This dance was written after Lisa Heywood and Grace Jackson asked me if any dances had been done in a line of squares where the heads and sides progress from one set to the next (which they coined "squontra"), and then challenged me to write one.
This dance is called "The Filing Anomaly" because I'm still not sure whether it should be with my contra cards or my square cards!
The setup is a line of squares – effectively a one-dimensional grid square, although it's single progression (grid squares are almost always double-progression to avoid end(/perimeter!) effects. Each couple has a shadow couple that they progress with, and I decided I wanted them to swap roles each turn. Progression-wise it's more related to a Mescolanza (4 facing 4) set, although that formation is never actually reached.
If anyone else wants to try writing a squontra, note:
- If you're going to swap heads and sides each time (which I think works best), you don't want the head and side roles to be too dissimilar, because you want to be able to stop the calling at some point.
- This is primarily a contra – people should be kept moving, unlike many square dances!
- You ideally want to get interactions with your partner, opposite and corner each time through, which can be challenging to fit in 32 bars. This formation is probably a good candidate for 48 or 64 bar dances.
|A1||Men left hand star halfway (3)
Swing opposite (5)
|A2||Star promenade halfway (i.e. keep arm round partner and men form left hand star) (4)

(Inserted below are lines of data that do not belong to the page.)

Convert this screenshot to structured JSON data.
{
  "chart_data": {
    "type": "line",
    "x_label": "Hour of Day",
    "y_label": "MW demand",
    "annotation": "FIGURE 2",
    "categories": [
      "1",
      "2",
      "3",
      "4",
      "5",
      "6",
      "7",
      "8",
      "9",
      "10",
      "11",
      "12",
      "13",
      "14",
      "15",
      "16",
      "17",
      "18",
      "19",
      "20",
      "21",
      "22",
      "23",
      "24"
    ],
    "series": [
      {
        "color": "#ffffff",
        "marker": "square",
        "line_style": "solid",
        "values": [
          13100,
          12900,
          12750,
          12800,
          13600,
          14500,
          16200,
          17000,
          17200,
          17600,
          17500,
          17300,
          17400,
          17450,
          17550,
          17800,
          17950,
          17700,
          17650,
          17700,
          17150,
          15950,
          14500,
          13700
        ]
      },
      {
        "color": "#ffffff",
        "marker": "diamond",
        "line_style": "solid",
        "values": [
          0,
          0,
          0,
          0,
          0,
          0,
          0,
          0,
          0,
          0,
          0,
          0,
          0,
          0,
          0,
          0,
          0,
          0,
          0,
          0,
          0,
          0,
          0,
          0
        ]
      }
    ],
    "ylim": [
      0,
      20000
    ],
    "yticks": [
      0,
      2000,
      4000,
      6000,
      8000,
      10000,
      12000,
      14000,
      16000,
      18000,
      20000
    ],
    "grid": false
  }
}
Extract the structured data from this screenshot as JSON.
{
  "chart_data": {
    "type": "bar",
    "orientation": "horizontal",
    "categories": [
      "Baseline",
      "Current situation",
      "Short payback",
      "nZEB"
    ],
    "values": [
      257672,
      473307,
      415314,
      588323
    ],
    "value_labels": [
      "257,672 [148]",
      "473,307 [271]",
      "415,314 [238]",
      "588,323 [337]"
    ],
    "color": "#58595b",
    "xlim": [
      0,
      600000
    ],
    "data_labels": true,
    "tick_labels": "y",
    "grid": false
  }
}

Men break: all 4 ladies' chain across to partner (4)
|B1||Do-si-do corner (4)
Heads pass through up and down to meet a new couple coming in the other direction; if they reach the end of the set they turn around with a California twirl (2)
Sides meet, facing across (2)
|B2||Unless you've just reached the end, balance the ring and petronella roll to the right one place, finishing facing partner (2)
Partner swing and finish facing the middle of a new square set (or end couple if your shadow couple has just reached the end) (4)
The appearance of a new square set is quite magical, but requires some thinking to work out what's going on! When a pair of couples reach the end, they face each other as opposing head couples for the next turn, with no side couples. The dance works for 2 couples, and then a new square is formed during the next progression.
Bob Isaacs recommended I switch the do-si-do for all 8 into the middle and back to people can find their bearings again; if the floor isn't that experienced then this is a good idea. You lose the corner interaction but increase the success rate, which is probably a good tradeoff!